PGA Championship: Brooks Koepka's resurgence, an underdog story and more storylines from Round 3
Major championships are where stars are made, legacies established and redemption is achieved.
The PGA Championship is bringing a little bit of everything for fans who braved a steady downpour at Oak Hill in Rochester, New York.
After Saturday's third round, the top of the leaderboard is chock-full of intrigue. Everything from Brooks Koepka surging to the lead to the No. 2 player in the world stumbling and a previously unheard of local club pro becoming a fan favorite.
Here are the best storylines to watch going into Sunday's final round.
Is Brooks Koepka back?
Koepka has never been shy about the extra emphasis he places on majors over other tournaments.
He won four of them between 2017-19, but multiple knee injuries, including one that required surgery in 2021, has held him back from contending in golf's biggest events for a few years.
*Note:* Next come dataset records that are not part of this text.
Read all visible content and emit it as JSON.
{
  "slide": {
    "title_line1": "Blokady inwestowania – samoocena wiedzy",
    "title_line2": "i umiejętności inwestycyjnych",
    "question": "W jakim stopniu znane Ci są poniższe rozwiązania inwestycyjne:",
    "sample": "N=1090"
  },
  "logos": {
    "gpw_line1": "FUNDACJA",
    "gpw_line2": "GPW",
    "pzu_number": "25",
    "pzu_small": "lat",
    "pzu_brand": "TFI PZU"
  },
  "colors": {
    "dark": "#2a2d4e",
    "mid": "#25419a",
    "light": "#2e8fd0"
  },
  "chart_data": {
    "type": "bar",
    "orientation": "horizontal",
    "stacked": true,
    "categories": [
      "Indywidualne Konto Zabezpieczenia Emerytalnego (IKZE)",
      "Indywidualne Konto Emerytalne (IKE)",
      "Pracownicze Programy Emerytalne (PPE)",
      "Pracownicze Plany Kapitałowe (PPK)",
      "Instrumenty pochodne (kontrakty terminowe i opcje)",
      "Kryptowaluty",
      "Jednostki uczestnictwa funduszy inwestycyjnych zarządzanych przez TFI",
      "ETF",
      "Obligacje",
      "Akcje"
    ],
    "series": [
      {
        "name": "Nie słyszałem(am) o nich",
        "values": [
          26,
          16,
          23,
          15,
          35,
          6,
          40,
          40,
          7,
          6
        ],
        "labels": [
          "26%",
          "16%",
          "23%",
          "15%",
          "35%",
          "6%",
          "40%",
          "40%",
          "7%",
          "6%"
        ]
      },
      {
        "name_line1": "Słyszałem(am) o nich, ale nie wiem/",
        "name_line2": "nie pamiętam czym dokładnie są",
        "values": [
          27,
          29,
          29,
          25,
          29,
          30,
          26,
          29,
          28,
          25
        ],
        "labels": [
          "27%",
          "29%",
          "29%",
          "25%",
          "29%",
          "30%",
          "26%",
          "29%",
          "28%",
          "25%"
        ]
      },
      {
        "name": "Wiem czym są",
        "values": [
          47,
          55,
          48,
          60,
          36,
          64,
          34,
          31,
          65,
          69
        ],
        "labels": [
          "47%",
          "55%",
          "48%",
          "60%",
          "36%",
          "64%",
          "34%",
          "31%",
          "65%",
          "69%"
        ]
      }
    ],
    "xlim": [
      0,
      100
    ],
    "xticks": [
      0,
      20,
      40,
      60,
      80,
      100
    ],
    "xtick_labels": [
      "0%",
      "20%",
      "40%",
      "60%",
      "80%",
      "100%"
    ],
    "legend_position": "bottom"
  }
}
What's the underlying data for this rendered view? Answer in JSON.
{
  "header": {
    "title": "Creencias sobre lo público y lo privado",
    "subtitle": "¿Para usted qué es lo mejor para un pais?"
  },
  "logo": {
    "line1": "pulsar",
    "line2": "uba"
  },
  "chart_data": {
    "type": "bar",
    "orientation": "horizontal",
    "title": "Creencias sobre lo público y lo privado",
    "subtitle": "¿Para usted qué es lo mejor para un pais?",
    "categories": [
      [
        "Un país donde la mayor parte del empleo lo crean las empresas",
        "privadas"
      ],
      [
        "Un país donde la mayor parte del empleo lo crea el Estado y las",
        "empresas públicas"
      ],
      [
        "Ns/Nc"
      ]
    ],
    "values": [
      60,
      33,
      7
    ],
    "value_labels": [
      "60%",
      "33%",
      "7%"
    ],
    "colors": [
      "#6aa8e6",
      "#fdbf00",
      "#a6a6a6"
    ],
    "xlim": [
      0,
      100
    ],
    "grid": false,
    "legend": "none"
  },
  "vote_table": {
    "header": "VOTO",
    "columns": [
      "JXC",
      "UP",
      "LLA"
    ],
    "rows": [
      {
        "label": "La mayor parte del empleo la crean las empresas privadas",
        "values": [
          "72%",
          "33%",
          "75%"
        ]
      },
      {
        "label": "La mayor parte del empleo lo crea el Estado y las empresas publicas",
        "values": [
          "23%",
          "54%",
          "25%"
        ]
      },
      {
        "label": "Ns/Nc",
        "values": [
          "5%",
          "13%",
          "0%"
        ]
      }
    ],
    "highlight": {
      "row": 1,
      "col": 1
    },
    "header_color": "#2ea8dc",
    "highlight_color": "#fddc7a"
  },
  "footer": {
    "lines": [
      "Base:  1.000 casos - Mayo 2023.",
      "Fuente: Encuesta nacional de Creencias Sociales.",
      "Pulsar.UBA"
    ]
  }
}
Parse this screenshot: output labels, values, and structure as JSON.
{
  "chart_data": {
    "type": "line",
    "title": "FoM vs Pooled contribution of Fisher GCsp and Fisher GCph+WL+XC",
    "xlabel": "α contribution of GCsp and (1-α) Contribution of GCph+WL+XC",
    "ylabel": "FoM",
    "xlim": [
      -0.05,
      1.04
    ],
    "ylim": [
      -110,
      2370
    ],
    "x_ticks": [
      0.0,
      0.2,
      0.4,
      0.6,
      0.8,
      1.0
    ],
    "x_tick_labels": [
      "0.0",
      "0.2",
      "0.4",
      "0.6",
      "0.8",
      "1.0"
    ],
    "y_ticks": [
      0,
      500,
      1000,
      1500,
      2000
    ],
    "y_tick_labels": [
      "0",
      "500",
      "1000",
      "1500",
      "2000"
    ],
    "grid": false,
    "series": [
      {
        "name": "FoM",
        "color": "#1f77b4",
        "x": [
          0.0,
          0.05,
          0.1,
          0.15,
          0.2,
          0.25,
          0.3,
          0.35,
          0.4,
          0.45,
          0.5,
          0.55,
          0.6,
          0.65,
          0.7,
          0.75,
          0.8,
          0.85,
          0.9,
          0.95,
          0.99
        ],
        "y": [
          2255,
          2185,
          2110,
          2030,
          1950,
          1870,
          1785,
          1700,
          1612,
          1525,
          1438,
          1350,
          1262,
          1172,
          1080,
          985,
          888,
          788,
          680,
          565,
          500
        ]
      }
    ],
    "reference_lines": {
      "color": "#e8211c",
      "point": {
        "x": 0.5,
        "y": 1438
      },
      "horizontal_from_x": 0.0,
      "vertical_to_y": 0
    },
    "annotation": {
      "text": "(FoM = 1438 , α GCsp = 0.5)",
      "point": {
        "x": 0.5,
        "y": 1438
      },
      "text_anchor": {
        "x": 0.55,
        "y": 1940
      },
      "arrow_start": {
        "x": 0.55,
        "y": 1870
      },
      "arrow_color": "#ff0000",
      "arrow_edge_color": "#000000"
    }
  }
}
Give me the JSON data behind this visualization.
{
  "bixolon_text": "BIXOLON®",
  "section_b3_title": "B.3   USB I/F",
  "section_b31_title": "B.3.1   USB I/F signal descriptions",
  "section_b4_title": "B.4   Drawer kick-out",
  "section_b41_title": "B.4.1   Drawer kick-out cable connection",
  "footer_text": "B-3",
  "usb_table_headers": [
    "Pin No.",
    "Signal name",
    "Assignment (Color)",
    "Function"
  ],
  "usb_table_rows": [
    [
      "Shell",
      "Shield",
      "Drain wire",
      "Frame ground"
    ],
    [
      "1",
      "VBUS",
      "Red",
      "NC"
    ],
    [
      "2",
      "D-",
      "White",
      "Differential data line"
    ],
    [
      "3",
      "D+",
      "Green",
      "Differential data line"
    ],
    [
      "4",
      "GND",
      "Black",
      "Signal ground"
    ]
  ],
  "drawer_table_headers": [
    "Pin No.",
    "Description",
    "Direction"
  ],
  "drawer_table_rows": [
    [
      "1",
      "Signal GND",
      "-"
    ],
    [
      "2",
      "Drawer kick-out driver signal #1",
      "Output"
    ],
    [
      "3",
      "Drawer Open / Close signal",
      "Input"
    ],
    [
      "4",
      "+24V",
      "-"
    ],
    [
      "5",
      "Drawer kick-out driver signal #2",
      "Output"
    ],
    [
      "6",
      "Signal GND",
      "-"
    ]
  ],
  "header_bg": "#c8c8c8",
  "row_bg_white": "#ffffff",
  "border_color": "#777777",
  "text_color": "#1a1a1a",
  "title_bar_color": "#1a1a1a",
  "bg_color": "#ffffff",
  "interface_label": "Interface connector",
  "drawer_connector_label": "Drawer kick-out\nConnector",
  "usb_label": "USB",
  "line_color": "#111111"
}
Now that he's feeling healthy and as confident as ever, Koepka is back in familiar territory leading a major entering the last round.
After an opening round of 2-over 72, Koepka has responded with back-to-back 66s on Friday and Saturday to put him at 6-under and in the outright lead.
Koepka was in the same position last month at the Masters, but saw his 54-hole lead evaporate in the final round and had to settle for second.
Will he learn from his mistakes and finish off Sunday by hoisting his third Wanamaker Trophy?
"I promise I won't show up like [the Masters] tomorrow," he told CBS after Saturday's round. "I won't have that thought process. It'll be completely different and we'll see where it puts me."
Will Canada end its major drought? Will Norway get its first?
Two men chasing Koepka are international players looking to take their first major titles home: Corey Conners and Viktor Hovland.
Conners, of Canada, led the field for most of the day until a bunker mishap on the 16th led to a double bogey. He and Hovland are both one shot behind Koepka.
Conners has plenty of support in town with Rochester only about 90 miles from the Canadian border and 214 miles from Conners' hometown of Listowel, Ontario.
Canadian fans will be watching closely as he tries to become just the second major champion from the country, joining 2003 Masters champion Mike Weir.
Hovland, meanwhile, could become the first Norwegian to win a major.
He already made history as the first player from Norway to win a PGA Tour event with his victory at the 2020 Puerto Rico Open. He's since won two more PGA events.
Hovland has been a rising star for a few years and it wouldn't be much of a surprise to see him break through for the biggest win of his career.
Scottie Scheffler's surprising stumble
No one was shocked to see Scheffler co-leading the PGA Championship after 36 holes.
He's the No. 2 player in the world and has been on an absolute tear, winning six PGA Tour titles, including the 2022 Masters, in the last 16 months.
But Saturday was not Scheffler's day. He bogeyed his first two holes and never recovered, finishing with a 75 to put him four shots back.
At four back, it's not as if he has no chance of a comeback win, but it was unusual to see one of the hottest golfers in the world completely out of rhythm all day.
Bryson DeChambeau out for his own redemption
DeChambeau was paired with Koepka in one of the more interesting Saturday groupings, and both players were apparently unfazed by both the weather and the boos.
DeChambeau finished the day exactly where he started, in fourth place and 3-under after his round of 70.
Simply being in contention is a big step forward for the 29-year-old who has dealt with his own injury and health issues after he famously bulked up a few years ago in an attempt to maximize his power off the tee.
Like Koepka, he left the PGA Tour to join the controversial Saudi Arabian-backed LIV Golf tour last year. It's been a struggle for DeChambeau in recent months, but he's lost a significant amount of weight and is looking closer to his old self.
After winning the 2020 U.S. Open, he'll be going for his second major title.
Don't forget about Rory
Bad weather doesn't seem to bother the Northern Irishman.
Rory McIlroy has won two PGA Championship titles, both amid brutal conditions, in 2012 at Kiawah Island in South Carolina and 2014 at Valhalla in Louisville, Kentucky.
McIlroy said earlier this week he's been fighting an illness, but he managed to fire a 69 on Saturday to get him to 1-under, good for seventh place.
He's going for his fifth major title and first since 2014.
We'd be remiss if we didn't mention the best feel-good story of the week: Michael Block.
The club pro from Southern California captured fan attention by playing surprisingly well in his first two rounds at Oak Hill.
Just making the cut is a big deal for a guy who typically spends his days instructing students at his local golf course. But firing three straight rounds of 70 and entering the final round tied for eighth place is just another level.
Fans cheered for him as loud as anyone and CBS actually talked to him mid-round Saturday. Block seems to be taking it all in stride and having a good time.
No club pro has ever finished higher than T11 in a PGA Championship. Block, who is tied for eighth, will go for history Sunday.